The moons of Uranus and Neptune appear stable but the DG doesn't cast a shadow.

A couple of Saturn's moons show no problem at all; Mimas, Enceladus.

Hope this is helpful.

 

[kuddel]

There is a fix uploaded to trunk. Could you check that the issue is fixed.

Checked! It's fine now (cubic interpolation & linear interpolation) :thumbup:

 

[jarmonik]

I'm having some issues when landed on outer planet moons, when using R4.6 with Orbiter 2016. On most of the Jovian and Saturnian moons I see bad flickering and jumping of textures.

The moons of Uranus and Neptune appear stable but the DG doesn't cast a shadow.

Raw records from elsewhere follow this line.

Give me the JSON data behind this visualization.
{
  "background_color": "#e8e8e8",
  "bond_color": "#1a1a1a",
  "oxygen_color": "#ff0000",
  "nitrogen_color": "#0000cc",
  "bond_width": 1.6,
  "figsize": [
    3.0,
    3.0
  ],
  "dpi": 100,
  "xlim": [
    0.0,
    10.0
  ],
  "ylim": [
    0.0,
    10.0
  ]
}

There is a new build uploaded for Orbiter 2016. Could you check if the texture flickering issue is fixed. There is currently no vessel shadow support for planets/moons using the old tile format. Only the new tile format is fully supported.


Broken clouds of Jupiter/Venus should be fixed.

 

[80mileshigh]

There is a new build uploaded for Orbiter 2016. Could you check if the texture flickering issue is fixed. There is currently no vessel shadow support for planets/moons using the old tile format. Only the new tile format is fully supported.


Broken clouds of Jupiter/Venus should be fixed.

Yes, fixed - that was fast! Thanks.

I do still get the effect, in some places, of the vessel separated from its ground shadow by some small altitude. I gather that's an unavoidable consequence of the way surface elevation is calculated now?

 

[jarmonik]

I do still get the effect, in some places, of the vessel separated from its ground shadow by some small altitude. I gather that's an unavoidable consequence of the way surface elevation is calculated now?

Not really, you can avoid it in most cases by increasing "MaxPatchResolution" from planet/moon config file. "10" should be good enough. It shouldn't have any negative side effects.